Manning Jordan: I usually say monologuist. I actually wrote one, and it's going to be in one of those 100 Monologues for Women. I got $25, it was huge for me.

So you're both comedians, what was the joke that you told that made you realize this was what you wanted to pursue?
MJ: My joke was this—when I first said it I thought, This is fun for me—Do you know that feeling when you're at the Yankees game and you look around for the Playbill to find out who's who in the cast?

A lot of people use dating and sex for material. What do you think is unique about queer people using material about their dating lives for comedy? Or is there anything unique to it at all?
MJ: It might just be unique right now, because, in old records, no one was really queer. There's a level of respect with queer comedy, like consent and all these things are wrapped into their jokes. The [queer] audiences are surely more welcoming and supportive, I think, to any joke.

PV: The podcast didn't really start as a comedy show about dating. We talk about this a lot, because I think there's plenty of podcasts that do make comedy about dating and have fun with it, and we made the decision to let it be entertaining, but it's not a comedy podcast.

What made you want to take specifically that route?
PV: I felt that I wanted to make a new podcast, something that hadn't been done. We originally started with the idea of a comedy podcast with characters and interviewing them about their love lives. We did that for a while, and one morning we met and started recording as usual but just talked about our actual love lives, and we ran out of our recording time because we had so much fun. So personally, it's just much more exciting to create something that hasn't happened before, and it's not a friend simulator like a lot of podcasts are, we're making real connections.

MJ: When we were doing this character improv, we thought, What are we doing this for? It just didn't feel quite right. But if it does lean that way, we wanted to keep it authentic. We want it to be about the guests.



At what point did you decide on the format of not revealing who the guest is until the very end?
PV: From the beginning, we were really in love with old newspaper personals that were totally anonymous and you didn't see the person at all, you could only understand them from the text. So we liked that idea, and we could embrace that even though it's pseudo-anonymous since we share who it is at the end. It was one of the more exciting aspects of the show because we're not promoting the images, there's a layer of who's going to be next intrigue that's fun for me.

PV: [Manning], you're not even on the apps so you don't even have the modern experience of this.

Why, if I may ask?
MJ: I feel like I somehow do better when I meet people in person, which is hard, but all my friends and people I've dated are friends of friends.

PV: I think there's something wrong with me. I think there's an adrenaline, a thrill to it that's divorced from any need to connect with somebody. It was just thrilling. That's the thing, 80 percent of the people you meet, they're lying or acting. Since starting this podcast, though, I've been off everything, so the podcast has reignited in me an interest in organic rom-com styles of meeting people, you're opening your heart and your mind. You're walking through a park, and you get hit by a soccer ball, and you're in love with them.
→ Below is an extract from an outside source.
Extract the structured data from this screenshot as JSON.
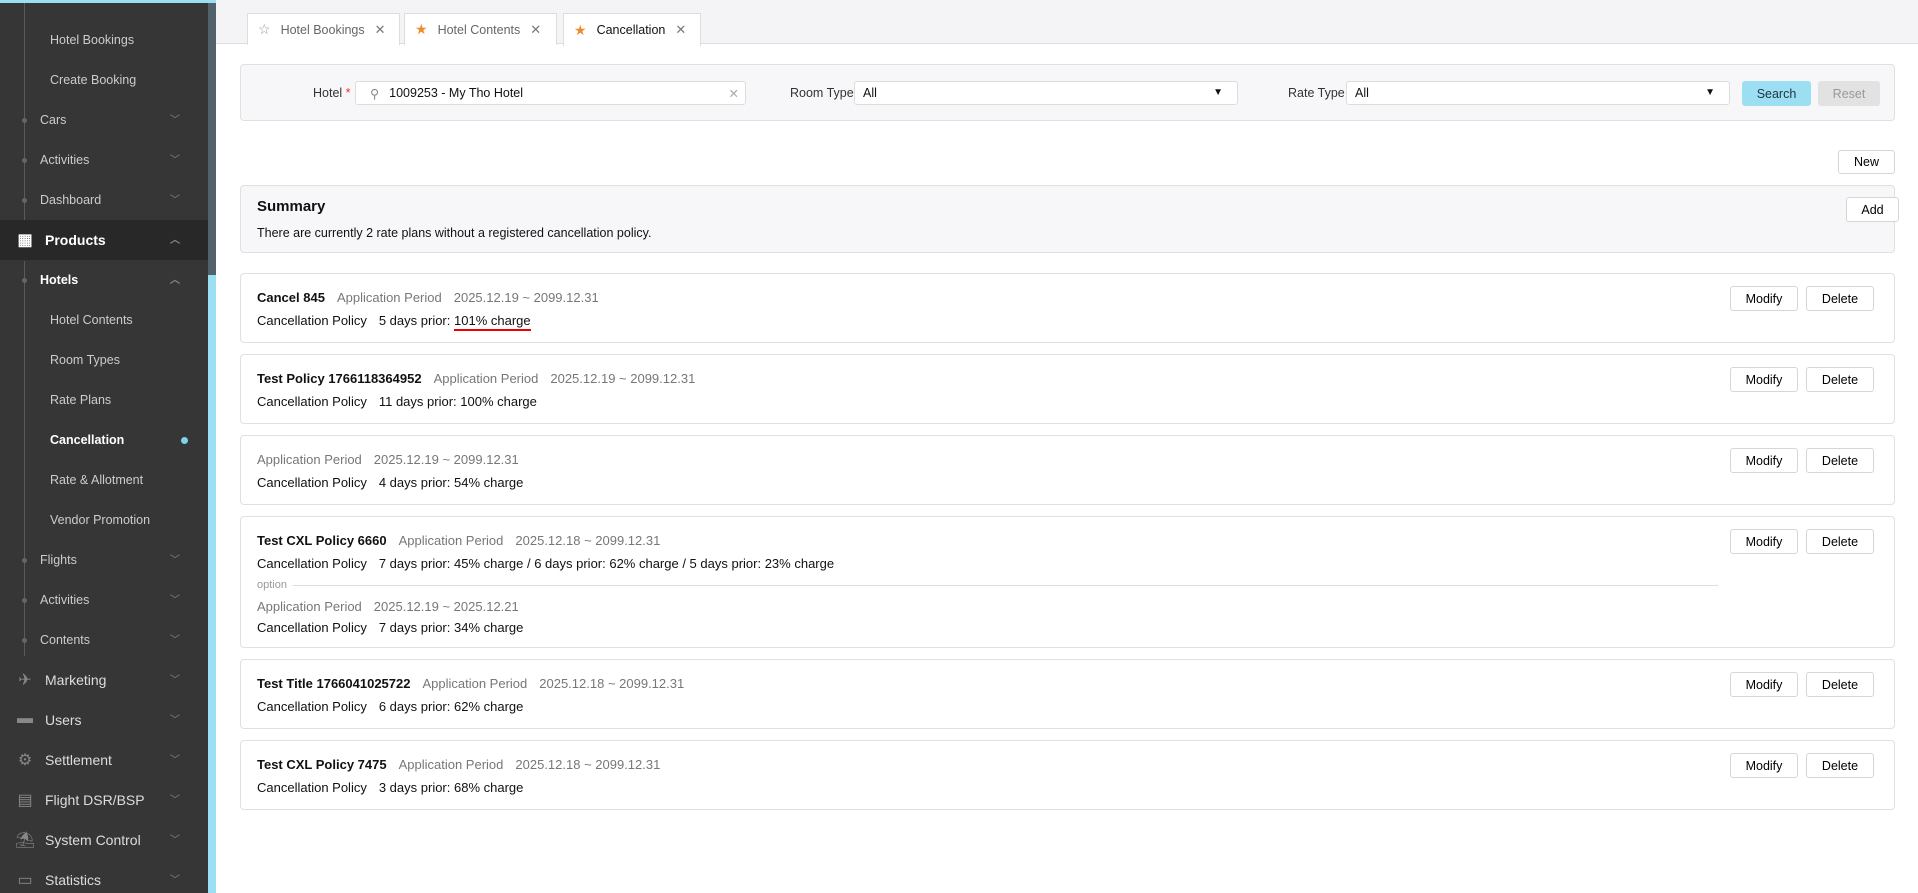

Do you think you'd be able to know who you were as a sexual being without the existence of apps? Understand your desires, your eroticism and relationship to sexuality?
PV: Yeah, I mean I was in front of my Dell computer looking at Dicks.com in junior high. As much as I didn't want those desires to be there, I knew what they were, and the apps just became a new way to explore them. I came out once I moved to New York, so I didn't deal with it during school, and those things were already set up. I still would've trolled the Boiler Room, the apps just facilitate that in certain ways, but in reality, I'm not sure they actually make anything easier. But yes, I still would be a horny, filthy, stupid queer.

Manning, as someone not on the apps, how do you think your understanding of your desires would change if you were on them?
MJ: Oooh, I don't know. In real life, I'm meeting people that I wouldn't swipe on, so I don't think the apps would be helpful. I think I have more of an open mind versus just a photo or line of bio.
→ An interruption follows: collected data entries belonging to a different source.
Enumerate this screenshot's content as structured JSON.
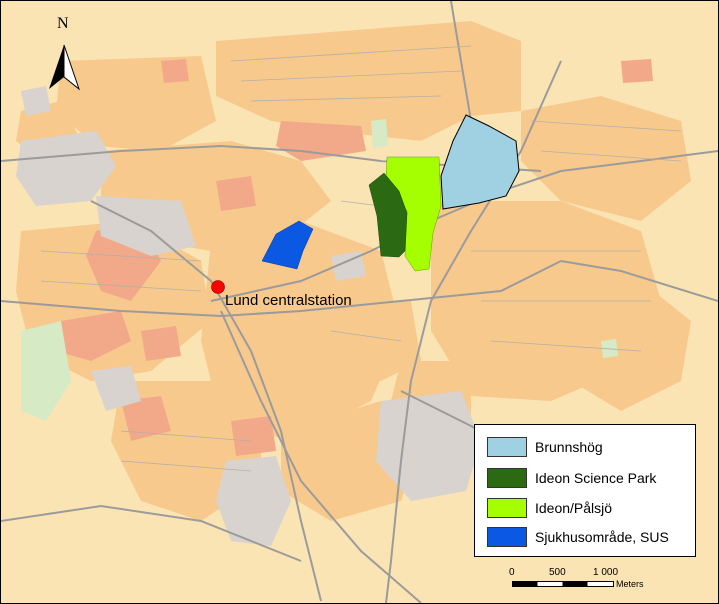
{
  "map": {
    "colors": {
      "background": "#fae4b4",
      "residential": "#f8c98d",
      "dense": "#f1a98a",
      "industrial": "#d8d3cf",
      "park": "#d6ebc5",
      "road": "#9b9b9b"
    },
    "north_arrow": {
      "label": "N",
      "icon": "north-arrow-icon"
    },
    "station": {
      "label": "Lund centralstation",
      "marker_color": "#ff0000"
    }
  },
  "legend": {
    "items": [
      {
        "label": "Brunnshög",
        "color": "#9fd1e3"
      },
      {
        "label": "Ideon Science Park",
        "color": "#2b6a12"
      },
      {
        "label": "Ideon/Pålsjö",
        "color": "#a6ff00"
      },
      {
        "label": "Sjukhusområde, SUS",
        "color": "#0b59e3"
      }
    ]
  },
  "scale_bar": {
    "ticks": [
      "0",
      "500",
      "1 000"
    ],
    "unit": "Meters"
  }
}
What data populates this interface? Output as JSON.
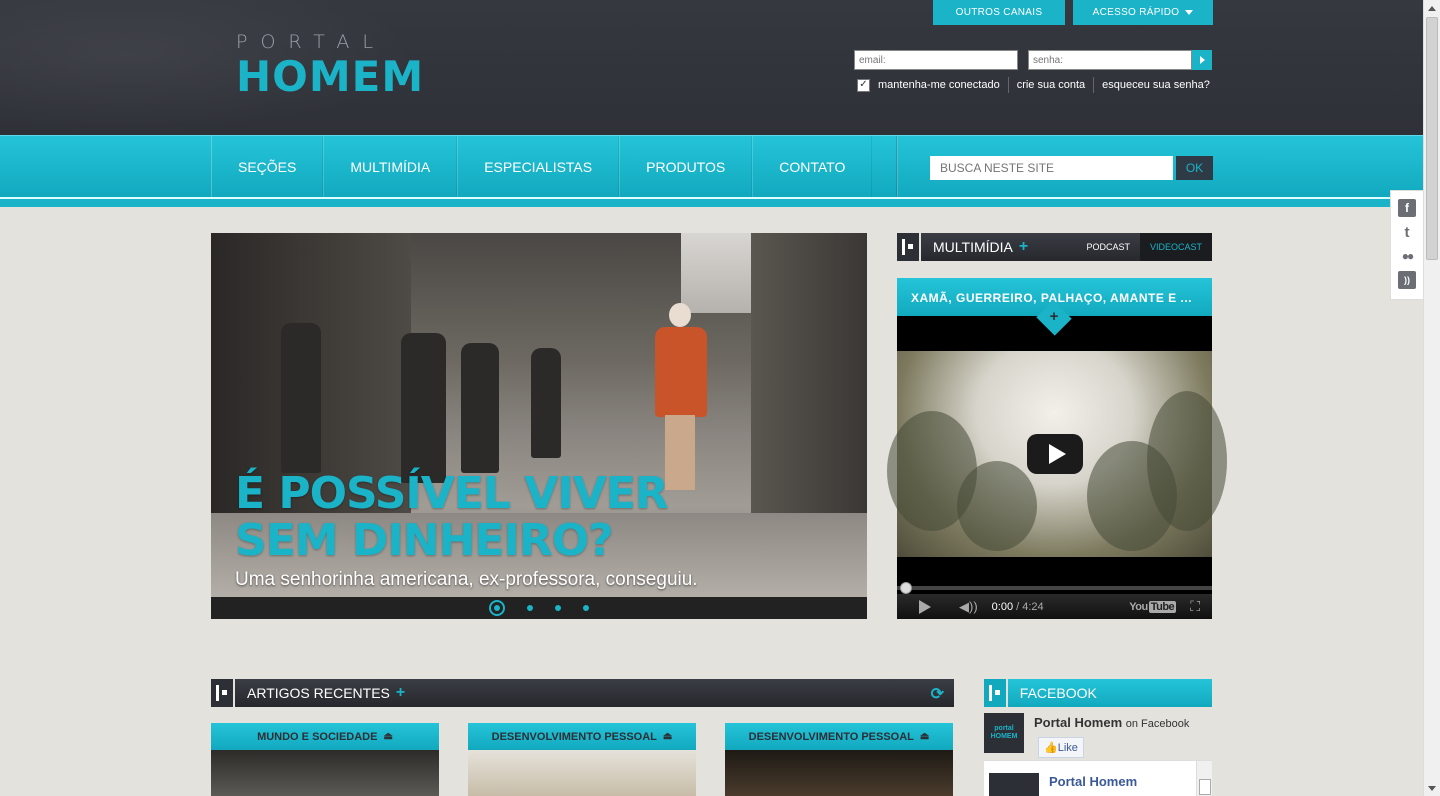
{
  "header": {
    "logo_top": "PORTAL",
    "logo_main": "HOMEM",
    "outros_canais": "OUTROS CANAIS",
    "acesso_rapido": "ACESSO RÁPIDO",
    "email_placeholder": "email:",
    "senha_placeholder": "senha:",
    "remember": "mantenha-me conectado",
    "create_account": "crie sua conta",
    "forgot": "esqueceu sua senha?"
  },
  "nav": {
    "items": [
      "SEÇÕES",
      "MULTIMÍDIA",
      "ESPECIALISTAS",
      "PRODUTOS",
      "CONTATO"
    ],
    "search_placeholder": "BUSCA NESTE SITE",
    "search_button": "OK"
  },
  "social": [
    "facebook-icon",
    "twitter-icon",
    "flickr-icon",
    "rss-icon"
  ],
  "slider": {
    "title_line1": "É POSSÍVEL VIVER",
    "title_line2": "SEM DINHEIRO?",
    "subtitle": "Uma senhorinha americana, ex-professora, conseguiu.",
    "slide_count": 4,
    "active_slide": 1
  },
  "multimidia": {
    "heading": "MULTIMÍDIA",
    "tabs": [
      "PODCAST",
      "VIDEOCAST"
    ],
    "active_tab": "VIDEOCAST",
    "video_title": "XAMÃ, GUERREIRO, PALHAÇO, AMANTE E ...",
    "time_current": "0:00",
    "time_total": "/ 4:24",
    "youtube_label": "You",
    "youtube_tube": "Tube"
  },
  "artigos": {
    "heading": "ARTIGOS RECENTES",
    "cards": [
      {
        "category": "MUNDO E SOCIEDADE"
      },
      {
        "category": "DESENVOLVIMENTO PESSOAL"
      },
      {
        "category": "DESENVOLVIMENTO PESSOAL"
      }
    ]
  },
  "facebook": {
    "heading": "FACEBOOK",
    "page_name": "Portal Homem",
    "on_facebook": "on Facebook",
    "like": "Like",
    "logo_small_top": "portal",
    "logo_small_main": "HOMEM",
    "list_name": "Portal Homem"
  },
  "colors": {
    "accent": "#1ab3c8",
    "header_bg": "#33353c",
    "page_bg": "#e4e2dd"
  }
}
PV: It's interesting to think about whether these things are opening us up to more people or less people. I think it's hard to quantify exactly the hypothetical of who I would've met if I'd gone to this party or those I'd see in a 500-foot radius on this app.

I think both have an aspect of openness and closed-offness, they're different kinds of the same bubble. Most people who just act reflexively on what they're attracted to as opposed to trying to unpack the implications of that, they'll either exist in the same social bubble or that will replicate itself on who they'll swipe on.
MJ: There's also a thing about swiping together, where the mystery of attraction is gone, because it's so scary in real life when you ask someone out, but that element is gone, so now the game has turned and it's about some other judgment beyond attraction, which is still scary.

PV: I wish that deciding to meet up meant you'd be attracted to them—forget not looking like your photo, sometimes I don't even know what it is, but I need to leave. [laughs] There's this sculptor called B. Wurtz, he makes these precious things you might see as trash, and he has this sculpture of metal blocks and other things, and he displayed photographs above them to mess with proportion. So I think of these apps as a forced perspective, so when you're in real life with someone, you're able to reconcile the fact that what I thought you were isn't the reality. Like, you were so hot on my phone, and now I have to go home.

Do you think who you're attracted to has changed during the course of this project?
MJ: Totally. I feel so open, all the people we've met have surprised me. Everyone really wants connection, everyone has been so kind, it's this weird research of how people are good and we all want the same thing, authenticity and love. I really like to interview people and set them up with my friends, even if it's off the podcast, I find that so rewarding.

PV: I feel like I can more comfortably go on dates after this project, because we're asking other people what they want in life and love, and I think those are good things to ask. I wonder what it's like to be a listener and hear a conversation with someone you're going to go on a date with.

MJ: But we don't ask every question. You have to save some stuff for the first date.

PV: The dates I will eventually go on will feel deeply informed by the conversations we have with people, and I'm glad because I don't think I've been a very good date. I think I'm somebody that hooks up and thinks, Oh, I have a boyfriend now, instead of being like, We're going to get to know each other.

MJ: I love how vulnerable everyone is, and that encourages me to feel like I can be too. It's very attractive when people are vulnerable and open, I think.

With your backgrounds in comedy, do you think that those interests have shaped the way that you date, how you interact with your dates?
PV: I think I got into comedy because I need to take life less seriously, and I try to not mine real life in real-time for comedy. It has just helped me relax, I think, to ease into more uncomfortable situations, like being on a first date, in a way that's essentially more relaxed and has helped me prioritize enjoyment and fun.

MJ: Everything is material for me, so if you go on a date with me, watch out. It's in my next play. Not everything, but if there's a word I like or a way someone is doing something, I'll use it. All my friends know, they're like, "Ugh she's going to put this in."

Have you been able to connect people from the podcast so far?
MJ: Yes. We have two people we recorded that are going on a second date, so that's kind of big.

Has your understanding of romance and desire changed doing this podcast?
MJ: Yes. Just the idea of being with someone as a choice has been emphasized on this podcast, the amount of people you can love and the idea of soulmates has changed for me. There are so many people in the world.

PV: What's been reinforced is that most people want the same things, and it's not a lot. People just want to feel respected and valued and that they're spending time with people who are kind. It has really simplified to me the project of connecting with people, it's cleared the confusion about what people want from me and what I want from them. We really just want to share time with people that care about us, and when it's hot sexy fun time, that's great, too. Also, I might be looking for a sugar daddy.

MJ: You want someone to ignore them, but give them the credit card.

PV: That's actually true, the hottest thing you can do is ignore me.